昨日老爷与她议过此事,後来啓正回府,斩钉截铁地表示必须退亲!
卫家这丫头她看着长大,活泼天真,没有别的千金小姐的骄纵跋扈。尽管对儿子刁蛮任性了些,却是实打实因为喜欢。
在晏夫人眼里,早就认可了这位儿媳。奈何啓正对人家偏偏“一根筋”,无论那丫头怎麽做都讨不了他的欢心。
前两日跳河的事一闹,啓正退亲的决心更是铁板钉钉。
下人将卫氏母女带入正厅,晏夫人按下发愁的思绪,笑脸迎上去寒暄。
晏卫两家交好,她与卫夫人往来多年,早已姐妹相称。又见卫氏母女还带了礼物,更加客气了许多。
“晏夫人,子嫣今日特地来向晏夫人赔罪。”卫子嫣像个知错认错的小孩,满脸诚恳的悔意。
“前两日是子嫣的错。子嫣不该去找晏哥哥,更不该为了逼晏哥哥闹着跳河。晏夫人从小疼子嫣,定是对子嫣失望极了。”

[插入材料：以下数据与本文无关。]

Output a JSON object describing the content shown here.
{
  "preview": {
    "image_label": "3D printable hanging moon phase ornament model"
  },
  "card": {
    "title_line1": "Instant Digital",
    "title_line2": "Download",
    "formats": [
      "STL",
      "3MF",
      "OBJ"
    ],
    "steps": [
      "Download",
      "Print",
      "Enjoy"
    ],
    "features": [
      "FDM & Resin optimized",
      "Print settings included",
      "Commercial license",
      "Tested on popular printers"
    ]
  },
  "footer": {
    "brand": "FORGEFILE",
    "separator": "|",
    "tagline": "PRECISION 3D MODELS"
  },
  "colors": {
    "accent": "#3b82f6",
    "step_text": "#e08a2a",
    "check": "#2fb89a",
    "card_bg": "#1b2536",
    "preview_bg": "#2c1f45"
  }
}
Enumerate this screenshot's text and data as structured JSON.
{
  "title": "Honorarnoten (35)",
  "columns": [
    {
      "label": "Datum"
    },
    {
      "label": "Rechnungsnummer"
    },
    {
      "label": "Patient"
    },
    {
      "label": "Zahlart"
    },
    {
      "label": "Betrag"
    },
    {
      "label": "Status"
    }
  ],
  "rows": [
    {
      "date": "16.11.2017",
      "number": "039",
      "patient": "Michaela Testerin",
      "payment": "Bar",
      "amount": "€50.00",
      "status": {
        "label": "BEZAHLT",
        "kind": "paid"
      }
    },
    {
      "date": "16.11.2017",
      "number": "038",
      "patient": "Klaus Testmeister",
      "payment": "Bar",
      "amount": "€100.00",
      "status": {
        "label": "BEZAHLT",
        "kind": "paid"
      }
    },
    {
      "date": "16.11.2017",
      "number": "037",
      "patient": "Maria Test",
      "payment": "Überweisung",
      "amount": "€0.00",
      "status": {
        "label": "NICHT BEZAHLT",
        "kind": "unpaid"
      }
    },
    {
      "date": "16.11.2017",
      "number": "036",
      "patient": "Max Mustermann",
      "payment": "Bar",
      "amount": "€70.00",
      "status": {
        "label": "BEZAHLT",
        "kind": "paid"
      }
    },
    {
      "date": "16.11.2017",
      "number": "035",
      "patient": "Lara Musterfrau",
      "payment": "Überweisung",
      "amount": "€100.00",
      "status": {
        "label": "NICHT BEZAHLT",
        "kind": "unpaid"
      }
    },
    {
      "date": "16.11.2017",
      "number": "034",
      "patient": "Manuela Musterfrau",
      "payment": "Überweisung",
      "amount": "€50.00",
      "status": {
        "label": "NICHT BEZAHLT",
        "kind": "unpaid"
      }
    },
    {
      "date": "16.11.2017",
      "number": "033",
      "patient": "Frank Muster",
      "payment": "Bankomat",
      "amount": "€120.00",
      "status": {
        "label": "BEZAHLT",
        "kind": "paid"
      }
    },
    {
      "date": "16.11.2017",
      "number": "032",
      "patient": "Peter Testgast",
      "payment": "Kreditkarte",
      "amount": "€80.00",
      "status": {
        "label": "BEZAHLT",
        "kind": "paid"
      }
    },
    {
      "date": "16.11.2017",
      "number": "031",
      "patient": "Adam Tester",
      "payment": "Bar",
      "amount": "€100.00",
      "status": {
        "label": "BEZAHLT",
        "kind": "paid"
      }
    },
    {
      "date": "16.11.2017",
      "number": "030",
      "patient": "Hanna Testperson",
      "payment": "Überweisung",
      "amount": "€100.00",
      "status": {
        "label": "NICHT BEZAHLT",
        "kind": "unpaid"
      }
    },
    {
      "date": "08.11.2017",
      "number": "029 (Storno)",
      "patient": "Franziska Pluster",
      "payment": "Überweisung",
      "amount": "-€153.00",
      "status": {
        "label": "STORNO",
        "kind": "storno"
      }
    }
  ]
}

“晏夫人,子嫣知错了,以後再也不会干涉晏哥哥,也不会再拿性命当儿戏。”
见她左一个晏哥哥,右一个知错,字字句句发自肺腑,天可怜见地,晏夫人当即便心软了。
“你呀,也是‘一根筋’。”她牵过卫子嫣的手,语重心长。
“再怎麽样也不该拿性命开玩笑。你说要是真跳了河有个闪失,你爹娘自是不说,我与你伯父如何安生?啓正如何心安?即便运气好救上来,那麽多人围观,你一个黄花闺女的清白还要不要?”
“喔,是子嫣错得离谱。”
“姐姐所言极是,她爹也已教训过她。”卫夫人说起来忍不住眼眶泛酸。
真有个闪失,她如何受得住?
“啓正也有错,”晏夫人也不偏袒自家孩儿,“明知自己有婚约还出去私会。”
“不过,啓正说与那女子并非男女幽会,你们也别太放在心上。啓正这孩子脾气倔了点,但心性正直,断不会做偷鸡摸狗之事。”
“喔,是子嫣误会了晏哥哥。”
三个女人颇为感性地一番交流,之前的闹剧便被翻了篇。
经晏夫人盛情挽留,卫氏母女留下来陪晏夫人用午膳。因着气氛融洽,撤席後三人又围在花园的凉亭下吃茶赏花。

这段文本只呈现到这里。